La conseguenza devastante – ma dal suo punto di vista vantaggiosa – è che il governo ha sempre più una forma di controllo sul sud, anche se non di tipo militare: mantenendolo povero, alla fame, decimato. Tuttavia i responsabili diretti di tale situazione sono identificabili nello SPLA: valga per tutti il dissennato assedio del febbraio scorso a Wau da parte di Kerubino, una volta ritornato nelle file dello SPLA, che è – a detta di tutte le organizzazioni umanitarie – la causa ultima del rapido deterioramento della situazione alimentare della zona.

D'altra parte, il futuro del Sudan è sempre più legato alla ridefinizione dell'equilibrio dell'intera regione centro–orientale, in particolare all'esito del conflitto nell'ex-Zaire (cf. in questo numero a p. ????). Anche il Sudan vi è entrato inviando in aiuto di L. Kabila un contingente di un migliaio di soldati sudanesi a Kindu (430 chilometri a sud di Kisangani) proveniente dalla base militare di Wau. Il Sudan è interessato a questa alleanza a causa del conflitto che lo oppone alle truppe regolari dell'Uganda – uno dei principali sostenitori dell'attuale coalizione dei ribelli che tentano di fare cadere Kabila – perché in Uganda del nord lo SPLA ha alcune retrovie ed è per questo alleato con le milizie anti-ugandesi del Lord Resistance Army.

A sua volta, le sorti del Sudan sono il banco di prova dei rapporti tra paesi di matrice islamica e il cosiddetto "mondo occidentale" in Africa – in questo momento sovra-rappresentato dagli Stati Uniti oltre che da Ruanda e Uganda. Tali rapporti erano già problematici a motivo degli attentati compiuti il 7 agosto scorso presso le ambasciate statunitensi di Dar es Salaam (Tanzania) e di Nairobi (Kenia), che hanno causato presso quest'ultima la morte di 200 persone e il ferimento di altre 5.000.

Vi è stato un ulteriore peggioramento, in seguito all'attacco missilistico statunitense alla fabbrica farmaceutica di Khartoum il 20 agosto, che ha provocato la morte di 7 persone, un gruppo di musulmani sudanesi ha assaltato l'ambasciata statunitense di Khartoum, peraltro chiusa dal ???. La Lega araba il 24 ha condannato l'attacco.

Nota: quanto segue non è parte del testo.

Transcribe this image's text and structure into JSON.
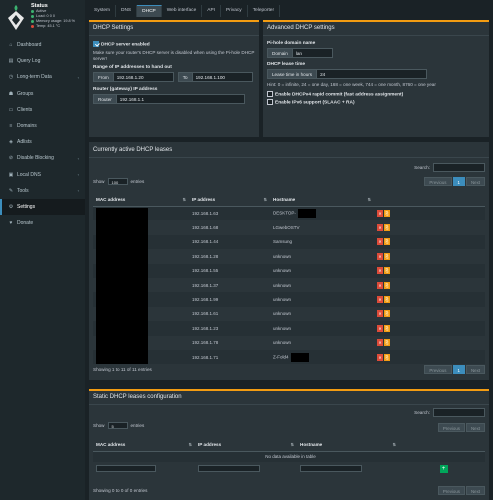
{
  "status": {
    "title": "Status",
    "active": "Active",
    "load": "Load:  0  0  0",
    "memory": "Memory usage:  19.8 %",
    "temp": "Temp: 45.1 °C"
  },
  "menu": [
    {
      "label": "Dashboard",
      "icon": "home-icon",
      "glyph": "⌂"
    },
    {
      "label": "Query Log",
      "icon": "file-icon",
      "glyph": "▤"
    },
    {
      "label": "Long-term Data",
      "icon": "clock-icon",
      "glyph": "◷",
      "chevron": true
    },
    {
      "label": "Groups",
      "icon": "users-icon",
      "glyph": "☗"
    },
    {
      "label": "Clients",
      "icon": "laptop-icon",
      "glyph": "▭"
    },
    {
      "label": "Domains",
      "icon": "list-icon",
      "glyph": "≡"
    },
    {
      "label": "Adlists",
      "icon": "shield-icon",
      "glyph": "◈"
    },
    {
      "label": "Disable Blocking",
      "icon": "stop-icon",
      "glyph": "⊘",
      "chevron": true
    },
    {
      "label": "Local DNS",
      "icon": "address-book-icon",
      "glyph": "▣",
      "chevron": true
    },
    {
      "label": "Tools",
      "icon": "wrench-icon",
      "glyph": "✎",
      "chevron": true
    },
    {
      "label": "Settings",
      "icon": "gear-icon",
      "glyph": "⚙",
      "active": true
    },
    {
      "label": "Donate",
      "icon": "paypal-icon",
      "glyph": "♥"
    }
  ],
  "tabs": [
    "System",
    "DNS",
    "DHCP",
    "Web interface",
    "API",
    "Privacy",
    "Teleporter"
  ],
  "active_tab": "DHCP",
  "dhcp_settings": {
    "title": "DHCP Settings",
    "enabled_label": "DHCP server enabled",
    "note": "Make sure your router's DHCP server is disabled when using the Pi-hole DHCP server!",
    "range_label": "Range of IP addresses to hand out",
    "from_label": "From",
    "from_value": "192.168.1.20",
    "to_label": "To",
    "to_value": "192.168.1.100",
    "router_section": "Router (gateway) IP address",
    "router_label": "Router",
    "router_value": "192.168.1.1"
  },
  "advanced": {
    "title": "Advanced DHCP settings",
    "domain_section": "Pi-hole domain name",
    "domain_label": "Domain",
    "domain_value": "lan",
    "lease_section": "DHCP lease time",
    "lease_label": "Lease time in hours",
    "lease_value": "24",
    "hint": "Hint: 0 = infinite, 24 = one day, 168 = one week, 744 = one month, 8760 = one year",
    "rapid_label": "Enable DHCPv4 rapid commit (fast address assignment)",
    "ipv6_label": "Enable IPv6 support (SLAAC + RA)"
  },
  "leases": {
    "title": "Currently active DHCP leases",
    "search_label": "Search:",
    "show_label": "Show",
    "show_value": "100",
    "entries_label": "entries",
    "columns": [
      "MAC address",
      "IP address",
      "Hostname"
    ],
    "rows": [
      {
        "ip": "192.168.1.63",
        "host": "DESKTOP-",
        "redact": true
      },
      {
        "ip": "192.168.1.68",
        "host": "LGwebOSTV",
        "redact": false
      },
      {
        "ip": "192.168.1.44",
        "host": "Samsung",
        "redact": false
      },
      {
        "ip": "192.168.1.28",
        "host": "unknown",
        "redact": false
      },
      {
        "ip": "192.168.1.55",
        "host": "unknown",
        "redact": false
      },
      {
        "ip": "192.168.1.37",
        "host": "unknown",
        "redact": false
      },
      {
        "ip": "192.168.1.99",
        "host": "unknown",
        "redact": false
      },
      {
        "ip": "192.168.1.61",
        "host": "unknown",
        "redact": false
      },
      {
        "ip": "192.168.1.23",
        "host": "unknown",
        "redact": false
      },
      {
        "ip": "192.168.1.78",
        "host": "unknown",
        "redact": false
      },
      {
        "ip": "192.168.1.71",
        "host": "Z-Fold4",
        "redact": true
      }
    ],
    "info": "Showing 1 to 11 of 11 entries",
    "prev": "Previous",
    "page": "1",
    "next": "Next"
  },
  "static": {
    "title": "Static DHCP leases configuration",
    "search_label": "Search:",
    "show_label": "Show",
    "show_value": "5",
    "entries_label": "entries",
    "columns": [
      "MAC address",
      "IP address",
      "Hostname"
    ],
    "empty": "No data available in table",
    "info": "Showing 0 to 0 of 0 entries",
    "prev": "Previous",
    "next": "Next",
    "add_glyph": "+"
  },
  "colors": {
    "accent": "#f39c12",
    "primary": "#3c8dbc",
    "danger": "#dd4b39",
    "success": "#00a65a"
  }
}
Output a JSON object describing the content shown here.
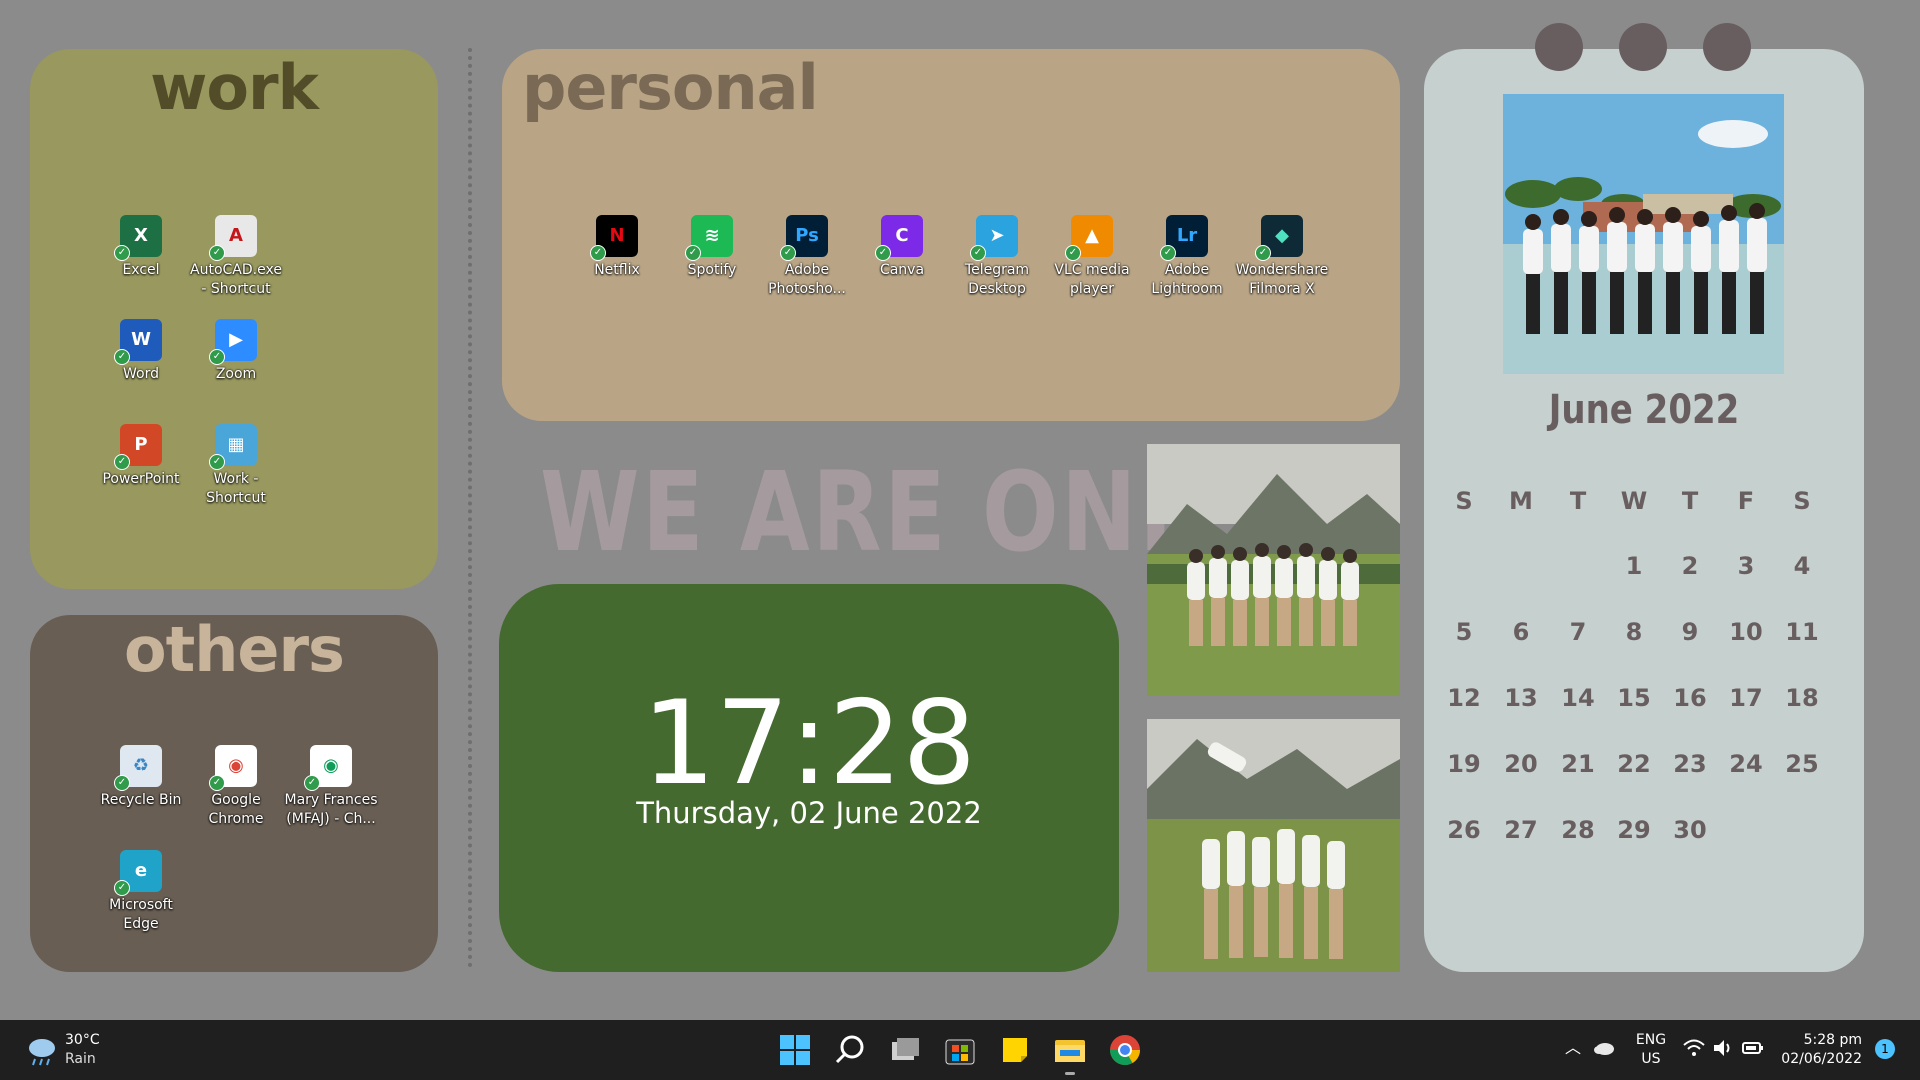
{
  "panels": {
    "work": {
      "title": "work",
      "icons": [
        {
          "label": "Excel",
          "glyph": "X",
          "color": "#1d7044",
          "name": "excel"
        },
        {
          "label": "AutoCAD.exe\n- Shortcut",
          "glyph": "A",
          "color": "#e8e8e8",
          "fg": "#c4161c",
          "name": "autocad"
        },
        {
          "label": "Word",
          "glyph": "W",
          "color": "#1e5bbb",
          "name": "word"
        },
        {
          "label": "Zoom",
          "glyph": "▶",
          "color": "#2d8cff",
          "name": "zoom"
        },
        {
          "label": "PowerPoint",
          "glyph": "P",
          "color": "#d24726",
          "name": "powerpoint"
        },
        {
          "label": "Work -\nShortcut",
          "glyph": "▦",
          "color": "#4aa6d8",
          "name": "work-shortcut"
        }
      ]
    },
    "others": {
      "title": "others",
      "icons": [
        {
          "label": "Recycle Bin",
          "glyph": "♻",
          "color": "#dfe8f0",
          "fg": "#3a87c7",
          "name": "recycle-bin"
        },
        {
          "label": "Google\nChrome",
          "glyph": "◉",
          "color": "#ffffff",
          "fg": "#db4437",
          "name": "google-chrome"
        },
        {
          "label": "Mary Frances\n(MFAJ) - Ch...",
          "glyph": "◉",
          "color": "#ffffff",
          "fg": "#0f9d58",
          "name": "chrome-profile"
        },
        {
          "label": "Microsoft\nEdge",
          "glyph": "e",
          "color": "#1fa3c9",
          "name": "microsoft-edge"
        }
      ]
    },
    "personal": {
      "title": "personal",
      "icons": [
        {
          "label": "Netflix",
          "glyph": "N",
          "color": "#000000",
          "fg": "#e50914",
          "name": "netflix"
        },
        {
          "label": "Spotify",
          "glyph": "≋",
          "color": "#1db954",
          "name": "spotify"
        },
        {
          "label": "Adobe\nPhotosho...",
          "glyph": "Ps",
          "color": "#001e36",
          "fg": "#31a8ff",
          "name": "photoshop"
        },
        {
          "label": "Canva",
          "glyph": "C",
          "color": "#7d2ae8",
          "name": "canva"
        },
        {
          "label": "Telegram\nDesktop",
          "glyph": "➤",
          "color": "#2aa3df",
          "name": "telegram"
        },
        {
          "label": "VLC media\nplayer",
          "glyph": "▲",
          "color": "#f08a00",
          "name": "vlc"
        },
        {
          "label": "Adobe\nLightroom",
          "glyph": "Lr",
          "color": "#001e36",
          "fg": "#31a8ff",
          "name": "lightroom"
        },
        {
          "label": "Wondershare\nFilmora X",
          "glyph": "◆",
          "color": "#0e2a36",
          "fg": "#4fe0c0",
          "name": "filmora"
        }
      ]
    }
  },
  "banner": "WE ARE ONE",
  "clock": {
    "time": "17:28",
    "date": "Thursday, 02 June 2022"
  },
  "calendar": {
    "title": "June 2022",
    "weekdays": [
      "S",
      "M",
      "T",
      "W",
      "T",
      "F",
      "S"
    ],
    "first_weekday_index": 3,
    "days_in_month": 30
  },
  "taskbar": {
    "weather": {
      "temp": "30°C",
      "condition": "Rain"
    },
    "apps": [
      "start-icon",
      "search-icon",
      "task-view-icon",
      "store-icon",
      "sticky-notes-icon",
      "file-explorer-icon",
      "chrome-icon"
    ],
    "lang": {
      "line1": "ENG",
      "line2": "US"
    },
    "time": "5:28 pm",
    "date": "02/06/2022",
    "notification_count": "1"
  },
  "colors": {
    "work": "#98985f",
    "others": "#685e53",
    "personal": "#b9a586",
    "clock": "#456a2f",
    "calendar": "#c6d0ce",
    "desktop": "#8b8b8b"
  }
}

Il Sudan ha ritirato il proprio ambasciatore in Inghilterra e ha invitato l'ambasciatore inglese in Sudan a partire, accusando Inghilterra di sapere dell'attacco almeno con una settimana d'anticipo. L'ottenimento da parte del ministro degli esteri sudanese, Mustafa Osman Ismail, da parte del XII summit dei paesi non allineati (Durban, Sudafrica, 1.9-??.9) di una condanna dell'attacco, riporta nuovamente il Sudan in una posizione di forza, che farà sì che l'equilibrio interno al paese non si modificherà in tempi brevi.